Valores como o respeito, cooperação, procedimentos de cuidado com material e organização pessoal não deveriam e nem podem ser substituídos ou abandonados. Mas também deveríamos compreender melhor quais são os aspectos que o tempo e as pesquisas aprimoram, ou seja, sabemos algumas coisas hoje sobre as formas de ensinar e aprender que nossos professores não sabiam quando estudávamos. Não são mudanças geradas por desejos empíricos ou não fundamentadas.
Hoje sabemos coisas que não sabíamos antes. Sabemos, por exemplo, que decorar tabuada é bom se os alunos compreenderem o campo multiplicativo, porque se eles não aprenderem os conceitos de multiplicação, não adianta decorar, pelo contrário, atrapalha porque eles não sabem o uso que tem que fazer disso.
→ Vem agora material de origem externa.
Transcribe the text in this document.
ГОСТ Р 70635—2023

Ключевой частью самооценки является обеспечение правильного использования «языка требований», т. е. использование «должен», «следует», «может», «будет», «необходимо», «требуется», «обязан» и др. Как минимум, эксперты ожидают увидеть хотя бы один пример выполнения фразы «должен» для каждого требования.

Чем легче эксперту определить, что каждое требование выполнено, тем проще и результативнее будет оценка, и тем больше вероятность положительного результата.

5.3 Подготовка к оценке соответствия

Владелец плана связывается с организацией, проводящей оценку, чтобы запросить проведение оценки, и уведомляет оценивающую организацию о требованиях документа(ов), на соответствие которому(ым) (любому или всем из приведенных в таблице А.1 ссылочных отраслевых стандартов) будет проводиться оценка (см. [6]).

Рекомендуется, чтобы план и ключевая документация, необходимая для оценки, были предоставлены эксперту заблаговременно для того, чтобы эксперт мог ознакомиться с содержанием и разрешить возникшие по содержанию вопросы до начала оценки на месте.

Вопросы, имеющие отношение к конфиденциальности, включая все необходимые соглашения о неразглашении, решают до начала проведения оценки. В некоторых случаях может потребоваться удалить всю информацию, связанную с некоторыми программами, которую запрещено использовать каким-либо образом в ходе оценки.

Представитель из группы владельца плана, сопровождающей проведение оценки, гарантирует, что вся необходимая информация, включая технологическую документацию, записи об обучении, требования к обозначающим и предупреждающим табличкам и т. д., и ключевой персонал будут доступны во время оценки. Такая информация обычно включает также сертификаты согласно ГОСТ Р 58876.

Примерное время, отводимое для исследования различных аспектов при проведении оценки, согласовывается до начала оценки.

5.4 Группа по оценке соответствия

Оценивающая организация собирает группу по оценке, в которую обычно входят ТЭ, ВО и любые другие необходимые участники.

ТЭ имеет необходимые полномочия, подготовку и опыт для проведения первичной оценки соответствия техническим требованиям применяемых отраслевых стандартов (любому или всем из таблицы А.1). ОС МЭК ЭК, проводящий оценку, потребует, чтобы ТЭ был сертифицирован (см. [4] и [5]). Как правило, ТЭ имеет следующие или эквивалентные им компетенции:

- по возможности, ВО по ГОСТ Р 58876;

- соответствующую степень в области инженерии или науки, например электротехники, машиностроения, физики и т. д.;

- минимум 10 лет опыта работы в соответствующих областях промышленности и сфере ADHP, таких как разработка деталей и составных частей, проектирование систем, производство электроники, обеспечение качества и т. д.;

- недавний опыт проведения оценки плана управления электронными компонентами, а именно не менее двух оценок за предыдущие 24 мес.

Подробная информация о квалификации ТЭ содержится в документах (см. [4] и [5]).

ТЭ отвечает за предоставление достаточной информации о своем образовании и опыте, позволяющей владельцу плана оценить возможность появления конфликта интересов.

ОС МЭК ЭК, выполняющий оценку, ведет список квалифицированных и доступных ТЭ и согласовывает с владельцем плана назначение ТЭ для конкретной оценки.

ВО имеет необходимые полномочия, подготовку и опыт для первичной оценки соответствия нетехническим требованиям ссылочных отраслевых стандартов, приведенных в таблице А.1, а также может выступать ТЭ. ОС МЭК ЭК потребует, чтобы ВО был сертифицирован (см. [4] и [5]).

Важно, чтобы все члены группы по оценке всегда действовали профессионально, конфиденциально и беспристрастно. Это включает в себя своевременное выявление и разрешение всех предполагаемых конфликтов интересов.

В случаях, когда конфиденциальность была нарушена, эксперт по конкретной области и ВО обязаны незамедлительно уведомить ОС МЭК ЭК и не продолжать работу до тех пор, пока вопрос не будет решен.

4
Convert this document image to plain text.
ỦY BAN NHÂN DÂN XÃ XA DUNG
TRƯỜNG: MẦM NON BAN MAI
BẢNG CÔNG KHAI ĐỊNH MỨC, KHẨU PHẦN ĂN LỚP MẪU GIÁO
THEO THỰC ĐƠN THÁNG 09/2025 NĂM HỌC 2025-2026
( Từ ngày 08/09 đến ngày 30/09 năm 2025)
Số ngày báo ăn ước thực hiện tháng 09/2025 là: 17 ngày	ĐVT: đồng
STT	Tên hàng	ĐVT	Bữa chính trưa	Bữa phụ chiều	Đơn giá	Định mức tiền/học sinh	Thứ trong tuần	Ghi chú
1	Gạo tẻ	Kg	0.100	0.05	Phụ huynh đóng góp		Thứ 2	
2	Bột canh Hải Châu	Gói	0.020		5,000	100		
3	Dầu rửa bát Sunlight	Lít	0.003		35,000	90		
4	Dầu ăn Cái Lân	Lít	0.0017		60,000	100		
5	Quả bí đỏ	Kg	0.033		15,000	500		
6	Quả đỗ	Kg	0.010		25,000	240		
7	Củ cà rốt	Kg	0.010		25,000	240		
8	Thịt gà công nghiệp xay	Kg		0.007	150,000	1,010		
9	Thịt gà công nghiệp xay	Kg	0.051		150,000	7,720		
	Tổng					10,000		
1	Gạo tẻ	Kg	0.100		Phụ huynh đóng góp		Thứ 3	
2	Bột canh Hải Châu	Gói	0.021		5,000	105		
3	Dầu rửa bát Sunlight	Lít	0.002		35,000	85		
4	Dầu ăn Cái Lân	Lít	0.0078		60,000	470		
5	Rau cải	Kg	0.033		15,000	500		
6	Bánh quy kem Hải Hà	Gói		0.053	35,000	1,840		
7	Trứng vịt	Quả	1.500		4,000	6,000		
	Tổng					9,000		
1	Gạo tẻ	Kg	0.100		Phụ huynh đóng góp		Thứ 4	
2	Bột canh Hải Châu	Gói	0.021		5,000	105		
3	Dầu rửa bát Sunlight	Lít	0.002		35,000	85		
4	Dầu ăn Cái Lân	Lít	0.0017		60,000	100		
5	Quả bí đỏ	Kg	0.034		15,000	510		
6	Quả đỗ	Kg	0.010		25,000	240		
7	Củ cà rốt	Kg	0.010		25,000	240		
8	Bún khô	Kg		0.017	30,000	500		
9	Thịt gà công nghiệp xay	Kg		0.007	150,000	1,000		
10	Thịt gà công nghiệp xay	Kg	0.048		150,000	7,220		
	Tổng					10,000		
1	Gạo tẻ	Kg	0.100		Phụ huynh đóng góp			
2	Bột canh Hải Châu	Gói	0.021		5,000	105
A escola tradicional do passado acreditava que boa parte das aprendizagens acontecia pela memória. Sabemos hoje que uma parte pequena do aprendizado de fato é operada, ou melhor, acontece pela memória. Porém, existem outros tipos de aprendizagens escolares que acontecem quando o aprendiz entra em contato direto com o objeto de conhecimento, é pelo uso freqüente e acompanhado por alguém que saiba e que o oriente que a aprendizagem se dá. Também aprendemos a nos relacionar com o conhecimento de uma determinada área, quando nos relacionamos ou presenciamos pessoas que gostam de fato daquilo que desejam ensinar, que sejam usuárias competentes, os alunos podem dessa forma observarem um ambiente coerente.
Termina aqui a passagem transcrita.